Hacker News new | ask | show | jobs
by sentdex 2402 days ago
The plagiarism that I personally see is specifically code plagiarism. I am a programming educator on youtube.com/sentdex and pythonprogramming.net

Lately, I have been digging into this, and it's far more rampant than I ever expected (I am still digging, but we're talking in the 10's of thousands of examples that I've found with basic automated searching just in matches to my own personal code). I have found some seriously absurd examples where an entire portfolio consists of my code, and the person got a job from it at a large company.

Compare a student who writes their own code to the student who plagiarizes.

If you're the non-copy-pasta student, you're competing with the fakes for jobs.

If you're an employer, you're tasked with figuring out who is who, and I strongly doubt you would personally want the copy-paster at your business for both legal and productivity reasons.

I think some people confuse plagiarism and innovation, especially when we start to wrap in "intellectual property" into it.

Plagiarism is a shortcut used to fake skills/credentials.

Innovation is a real skill, though could be debated I am sure.

Intellectual property value is up for debate.

People who are cheating/faking their way, lying about their value/skills harms both employers and students.

Just don't let people debating about plagiarism try to sneak in innovation/building-upon as a means of a straw man.

We're talking copy and paste here. Maybe some synonym swaps.

1 comments

It’s hard to draw the line though. Is using stack overflow’s answers wrong? What about getting an algorithm from a text book? Obviously lifting an entire course is wrong. But nothing is created in a vacuum. Especially code, which feels more like math then English.
When you take an algorithm from a book, or copy and paste from stack overflow, you put a comment in the code with a link to the source, really no different than how you'd cite a quote in a paper.

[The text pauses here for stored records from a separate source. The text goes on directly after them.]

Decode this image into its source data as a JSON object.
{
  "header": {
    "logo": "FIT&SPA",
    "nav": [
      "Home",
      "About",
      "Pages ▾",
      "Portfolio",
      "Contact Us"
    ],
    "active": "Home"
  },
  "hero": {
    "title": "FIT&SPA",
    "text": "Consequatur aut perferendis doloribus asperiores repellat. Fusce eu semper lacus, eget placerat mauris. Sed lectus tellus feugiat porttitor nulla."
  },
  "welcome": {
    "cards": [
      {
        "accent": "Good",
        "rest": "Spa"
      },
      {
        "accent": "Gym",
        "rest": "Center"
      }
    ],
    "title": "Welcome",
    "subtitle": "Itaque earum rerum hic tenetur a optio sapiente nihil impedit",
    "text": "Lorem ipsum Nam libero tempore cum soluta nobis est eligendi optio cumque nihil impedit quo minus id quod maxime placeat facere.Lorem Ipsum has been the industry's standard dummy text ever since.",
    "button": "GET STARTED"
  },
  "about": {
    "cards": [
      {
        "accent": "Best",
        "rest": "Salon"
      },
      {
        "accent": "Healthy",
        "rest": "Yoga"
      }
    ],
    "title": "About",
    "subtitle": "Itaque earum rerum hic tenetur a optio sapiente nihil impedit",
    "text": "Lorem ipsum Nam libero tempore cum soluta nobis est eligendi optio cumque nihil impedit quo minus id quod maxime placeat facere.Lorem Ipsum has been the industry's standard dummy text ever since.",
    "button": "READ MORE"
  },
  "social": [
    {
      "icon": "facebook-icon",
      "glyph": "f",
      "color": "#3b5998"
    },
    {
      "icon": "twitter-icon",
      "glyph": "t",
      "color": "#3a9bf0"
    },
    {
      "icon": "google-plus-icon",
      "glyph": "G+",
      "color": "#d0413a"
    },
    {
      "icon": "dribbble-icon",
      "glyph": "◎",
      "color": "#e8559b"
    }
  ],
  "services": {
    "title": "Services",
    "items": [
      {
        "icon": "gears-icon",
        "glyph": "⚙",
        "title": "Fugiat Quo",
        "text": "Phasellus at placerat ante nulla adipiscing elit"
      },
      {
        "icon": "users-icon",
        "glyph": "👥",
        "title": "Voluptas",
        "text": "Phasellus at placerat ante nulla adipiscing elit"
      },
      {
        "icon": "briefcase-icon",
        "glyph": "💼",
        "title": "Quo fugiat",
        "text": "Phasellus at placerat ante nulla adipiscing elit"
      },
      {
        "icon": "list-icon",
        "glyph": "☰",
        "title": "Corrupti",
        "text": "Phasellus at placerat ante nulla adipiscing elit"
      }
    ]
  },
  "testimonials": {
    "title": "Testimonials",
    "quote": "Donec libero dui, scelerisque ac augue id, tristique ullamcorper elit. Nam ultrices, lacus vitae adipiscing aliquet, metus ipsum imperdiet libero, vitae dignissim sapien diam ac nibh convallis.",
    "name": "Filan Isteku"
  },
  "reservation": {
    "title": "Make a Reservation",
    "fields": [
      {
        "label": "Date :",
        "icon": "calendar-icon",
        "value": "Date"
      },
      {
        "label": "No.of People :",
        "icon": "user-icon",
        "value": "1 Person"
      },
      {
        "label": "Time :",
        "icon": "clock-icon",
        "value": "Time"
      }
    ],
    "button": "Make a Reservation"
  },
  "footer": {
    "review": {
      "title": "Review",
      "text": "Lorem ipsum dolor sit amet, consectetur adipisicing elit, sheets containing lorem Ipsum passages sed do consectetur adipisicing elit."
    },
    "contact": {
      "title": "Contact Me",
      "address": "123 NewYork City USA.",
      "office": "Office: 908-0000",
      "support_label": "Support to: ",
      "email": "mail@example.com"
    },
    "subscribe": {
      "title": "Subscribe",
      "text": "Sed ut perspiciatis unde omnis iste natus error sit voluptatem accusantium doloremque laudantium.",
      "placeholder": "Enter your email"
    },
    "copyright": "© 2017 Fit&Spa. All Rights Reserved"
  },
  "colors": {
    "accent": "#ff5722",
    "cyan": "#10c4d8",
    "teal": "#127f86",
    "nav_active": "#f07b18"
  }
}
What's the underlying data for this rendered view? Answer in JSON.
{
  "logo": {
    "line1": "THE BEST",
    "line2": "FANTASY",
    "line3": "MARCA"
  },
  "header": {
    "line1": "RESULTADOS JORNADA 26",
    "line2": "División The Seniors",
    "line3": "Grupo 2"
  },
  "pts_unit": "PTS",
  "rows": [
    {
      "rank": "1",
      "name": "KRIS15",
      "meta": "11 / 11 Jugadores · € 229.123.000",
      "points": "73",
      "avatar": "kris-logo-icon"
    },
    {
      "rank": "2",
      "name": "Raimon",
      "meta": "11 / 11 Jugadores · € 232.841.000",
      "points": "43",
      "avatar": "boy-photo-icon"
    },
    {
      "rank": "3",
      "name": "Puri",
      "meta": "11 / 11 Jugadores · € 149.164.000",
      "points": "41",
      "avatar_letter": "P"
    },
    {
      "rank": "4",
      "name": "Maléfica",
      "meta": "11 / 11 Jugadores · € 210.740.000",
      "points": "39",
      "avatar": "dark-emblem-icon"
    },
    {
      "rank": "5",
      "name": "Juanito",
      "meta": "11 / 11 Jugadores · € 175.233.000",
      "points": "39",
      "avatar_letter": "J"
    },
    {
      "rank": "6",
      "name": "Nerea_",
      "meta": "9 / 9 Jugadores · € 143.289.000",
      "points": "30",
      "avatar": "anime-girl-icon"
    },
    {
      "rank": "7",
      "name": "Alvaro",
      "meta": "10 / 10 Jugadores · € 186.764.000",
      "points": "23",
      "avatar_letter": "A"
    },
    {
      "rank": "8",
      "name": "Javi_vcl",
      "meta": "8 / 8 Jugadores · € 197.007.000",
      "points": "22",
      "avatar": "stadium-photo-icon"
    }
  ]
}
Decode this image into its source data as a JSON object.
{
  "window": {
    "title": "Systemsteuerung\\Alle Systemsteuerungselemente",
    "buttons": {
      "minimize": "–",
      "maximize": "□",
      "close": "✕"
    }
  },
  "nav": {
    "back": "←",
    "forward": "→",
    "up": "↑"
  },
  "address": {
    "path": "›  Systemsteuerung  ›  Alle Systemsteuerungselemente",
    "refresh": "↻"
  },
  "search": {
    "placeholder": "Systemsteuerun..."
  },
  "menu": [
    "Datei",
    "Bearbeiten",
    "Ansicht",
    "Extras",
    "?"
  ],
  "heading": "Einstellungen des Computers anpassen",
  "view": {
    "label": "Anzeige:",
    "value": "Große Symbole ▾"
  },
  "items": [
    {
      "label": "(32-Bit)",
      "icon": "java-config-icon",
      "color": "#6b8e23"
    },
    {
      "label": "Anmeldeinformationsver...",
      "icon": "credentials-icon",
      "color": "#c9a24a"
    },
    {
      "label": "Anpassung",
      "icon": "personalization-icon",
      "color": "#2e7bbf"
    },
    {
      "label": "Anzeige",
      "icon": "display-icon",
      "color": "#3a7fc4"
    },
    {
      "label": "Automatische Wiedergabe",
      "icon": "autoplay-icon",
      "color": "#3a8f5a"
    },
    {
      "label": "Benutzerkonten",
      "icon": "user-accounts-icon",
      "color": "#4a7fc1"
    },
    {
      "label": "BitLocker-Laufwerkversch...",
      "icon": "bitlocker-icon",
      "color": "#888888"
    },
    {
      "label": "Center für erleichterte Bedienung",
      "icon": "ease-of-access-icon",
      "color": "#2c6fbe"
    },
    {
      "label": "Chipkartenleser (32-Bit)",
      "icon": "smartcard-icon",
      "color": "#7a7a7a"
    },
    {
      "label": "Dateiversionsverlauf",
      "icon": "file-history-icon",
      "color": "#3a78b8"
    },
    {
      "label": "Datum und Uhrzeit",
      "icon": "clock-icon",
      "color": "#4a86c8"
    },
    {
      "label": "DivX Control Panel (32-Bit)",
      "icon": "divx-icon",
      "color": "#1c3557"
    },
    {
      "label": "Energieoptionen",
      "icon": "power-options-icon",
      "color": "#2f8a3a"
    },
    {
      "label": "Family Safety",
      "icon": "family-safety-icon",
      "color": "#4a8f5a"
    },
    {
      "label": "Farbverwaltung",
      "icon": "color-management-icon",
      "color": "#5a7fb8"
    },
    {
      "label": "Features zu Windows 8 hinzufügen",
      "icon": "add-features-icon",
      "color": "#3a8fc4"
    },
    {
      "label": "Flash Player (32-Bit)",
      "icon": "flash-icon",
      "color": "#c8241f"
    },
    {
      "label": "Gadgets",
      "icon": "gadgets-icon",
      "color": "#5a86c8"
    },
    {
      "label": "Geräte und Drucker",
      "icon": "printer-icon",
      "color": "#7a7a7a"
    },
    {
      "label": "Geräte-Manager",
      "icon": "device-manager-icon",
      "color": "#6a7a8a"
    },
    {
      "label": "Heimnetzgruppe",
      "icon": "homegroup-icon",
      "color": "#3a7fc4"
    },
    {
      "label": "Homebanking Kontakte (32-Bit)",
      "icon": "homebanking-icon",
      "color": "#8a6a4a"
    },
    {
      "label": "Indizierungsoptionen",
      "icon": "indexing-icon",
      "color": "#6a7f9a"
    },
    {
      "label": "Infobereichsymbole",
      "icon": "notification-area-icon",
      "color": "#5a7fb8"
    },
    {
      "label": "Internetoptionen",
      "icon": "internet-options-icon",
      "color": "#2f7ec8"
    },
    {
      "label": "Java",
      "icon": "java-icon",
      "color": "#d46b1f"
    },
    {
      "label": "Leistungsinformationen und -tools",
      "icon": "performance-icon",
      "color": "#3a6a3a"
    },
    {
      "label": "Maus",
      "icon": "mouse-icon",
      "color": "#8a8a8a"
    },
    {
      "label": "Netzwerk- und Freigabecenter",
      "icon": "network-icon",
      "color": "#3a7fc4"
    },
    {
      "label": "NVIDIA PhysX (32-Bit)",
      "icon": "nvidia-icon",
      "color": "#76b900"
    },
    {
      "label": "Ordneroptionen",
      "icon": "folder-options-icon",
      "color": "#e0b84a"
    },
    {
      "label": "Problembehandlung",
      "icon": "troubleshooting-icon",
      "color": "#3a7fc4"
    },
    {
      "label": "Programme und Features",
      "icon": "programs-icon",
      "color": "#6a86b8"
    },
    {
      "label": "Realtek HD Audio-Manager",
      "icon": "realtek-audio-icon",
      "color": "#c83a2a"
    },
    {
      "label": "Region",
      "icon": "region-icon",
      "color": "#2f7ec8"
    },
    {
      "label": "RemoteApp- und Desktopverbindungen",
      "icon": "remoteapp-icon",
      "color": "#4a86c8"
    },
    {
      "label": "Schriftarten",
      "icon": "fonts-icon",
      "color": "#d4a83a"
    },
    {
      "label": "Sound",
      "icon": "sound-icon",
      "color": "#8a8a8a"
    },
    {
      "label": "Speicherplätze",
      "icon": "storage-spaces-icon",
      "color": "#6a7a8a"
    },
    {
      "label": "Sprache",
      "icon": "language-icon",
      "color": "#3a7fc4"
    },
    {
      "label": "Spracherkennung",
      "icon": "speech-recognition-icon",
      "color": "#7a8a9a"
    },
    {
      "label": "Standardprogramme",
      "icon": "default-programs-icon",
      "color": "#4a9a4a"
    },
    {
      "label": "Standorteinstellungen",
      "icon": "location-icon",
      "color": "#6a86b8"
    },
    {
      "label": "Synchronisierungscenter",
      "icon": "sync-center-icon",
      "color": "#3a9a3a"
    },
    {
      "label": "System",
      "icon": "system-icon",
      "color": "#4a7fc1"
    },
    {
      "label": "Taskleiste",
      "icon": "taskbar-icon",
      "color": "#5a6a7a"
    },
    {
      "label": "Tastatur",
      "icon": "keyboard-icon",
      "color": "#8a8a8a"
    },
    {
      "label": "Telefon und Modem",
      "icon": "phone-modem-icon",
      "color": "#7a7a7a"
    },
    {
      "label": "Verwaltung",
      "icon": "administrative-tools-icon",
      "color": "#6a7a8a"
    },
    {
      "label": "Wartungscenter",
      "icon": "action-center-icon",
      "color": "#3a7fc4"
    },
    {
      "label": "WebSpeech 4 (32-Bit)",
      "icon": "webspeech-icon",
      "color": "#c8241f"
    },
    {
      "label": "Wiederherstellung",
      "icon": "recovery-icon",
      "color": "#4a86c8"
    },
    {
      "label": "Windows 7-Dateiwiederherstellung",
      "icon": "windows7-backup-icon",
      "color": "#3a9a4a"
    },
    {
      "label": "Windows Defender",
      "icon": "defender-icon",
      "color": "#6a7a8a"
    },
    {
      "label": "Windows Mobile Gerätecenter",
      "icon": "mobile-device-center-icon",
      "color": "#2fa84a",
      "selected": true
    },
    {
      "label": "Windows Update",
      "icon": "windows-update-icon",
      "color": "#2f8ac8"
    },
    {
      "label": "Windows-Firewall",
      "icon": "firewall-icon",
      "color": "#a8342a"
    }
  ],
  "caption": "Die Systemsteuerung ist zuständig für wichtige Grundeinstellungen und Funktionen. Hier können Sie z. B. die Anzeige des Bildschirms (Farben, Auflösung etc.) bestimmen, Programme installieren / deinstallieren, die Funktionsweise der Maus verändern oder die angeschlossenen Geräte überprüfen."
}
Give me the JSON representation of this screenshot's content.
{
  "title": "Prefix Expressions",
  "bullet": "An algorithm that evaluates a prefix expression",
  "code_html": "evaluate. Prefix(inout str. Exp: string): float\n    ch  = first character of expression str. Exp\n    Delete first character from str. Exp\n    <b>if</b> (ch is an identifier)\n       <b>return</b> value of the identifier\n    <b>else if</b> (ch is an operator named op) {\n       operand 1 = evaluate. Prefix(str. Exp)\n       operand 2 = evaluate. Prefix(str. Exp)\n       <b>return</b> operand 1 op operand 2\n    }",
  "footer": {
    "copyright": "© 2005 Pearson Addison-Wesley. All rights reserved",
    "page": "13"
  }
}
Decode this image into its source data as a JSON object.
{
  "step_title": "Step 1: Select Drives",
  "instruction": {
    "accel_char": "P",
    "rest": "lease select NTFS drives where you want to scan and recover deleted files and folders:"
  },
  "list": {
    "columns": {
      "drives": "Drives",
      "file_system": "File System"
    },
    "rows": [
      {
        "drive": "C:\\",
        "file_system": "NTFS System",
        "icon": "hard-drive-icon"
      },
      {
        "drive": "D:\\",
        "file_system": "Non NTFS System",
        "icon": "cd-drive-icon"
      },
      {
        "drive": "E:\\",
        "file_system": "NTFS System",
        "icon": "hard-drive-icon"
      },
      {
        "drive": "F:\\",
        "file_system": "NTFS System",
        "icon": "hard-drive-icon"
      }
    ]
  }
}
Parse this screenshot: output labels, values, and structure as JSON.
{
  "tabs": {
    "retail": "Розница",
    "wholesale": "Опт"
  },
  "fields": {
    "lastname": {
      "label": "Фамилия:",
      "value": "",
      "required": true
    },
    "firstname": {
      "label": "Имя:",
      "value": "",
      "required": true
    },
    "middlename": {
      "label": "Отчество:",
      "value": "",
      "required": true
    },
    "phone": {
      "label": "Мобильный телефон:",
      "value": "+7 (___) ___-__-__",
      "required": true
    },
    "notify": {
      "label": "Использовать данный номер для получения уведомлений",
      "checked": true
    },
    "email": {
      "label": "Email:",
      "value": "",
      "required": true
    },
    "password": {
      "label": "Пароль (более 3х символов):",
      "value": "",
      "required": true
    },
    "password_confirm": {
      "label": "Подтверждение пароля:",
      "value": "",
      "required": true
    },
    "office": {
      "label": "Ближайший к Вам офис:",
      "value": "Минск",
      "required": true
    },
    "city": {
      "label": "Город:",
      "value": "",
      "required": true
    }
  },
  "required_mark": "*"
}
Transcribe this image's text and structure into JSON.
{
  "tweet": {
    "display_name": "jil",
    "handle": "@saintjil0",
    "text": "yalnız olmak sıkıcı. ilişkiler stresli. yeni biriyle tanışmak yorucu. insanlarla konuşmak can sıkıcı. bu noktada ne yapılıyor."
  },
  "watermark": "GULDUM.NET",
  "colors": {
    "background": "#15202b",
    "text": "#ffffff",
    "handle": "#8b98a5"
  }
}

To me, it just doesn't seem like it's even remotely challenging to figure out how to do this, or when to do this. If it's not yours, say where you got it.

When in doubt, cite it. What exactly would the harm be if you cited something when you weren't sure if it was necessary, anyway?

> When you take an algorithm from a book, or copy and paste from stack overflow, you put a comment in the code with a link to the source, really no different than how you'd cite a quote in a paper.

You do this? That is very impressive. I have never meant anyone who did that. Myself included.

I tend to put a link to the SO answer in a comment. That way whoever is looking at it later (mostly me in a few months) can understand what prompted that solution.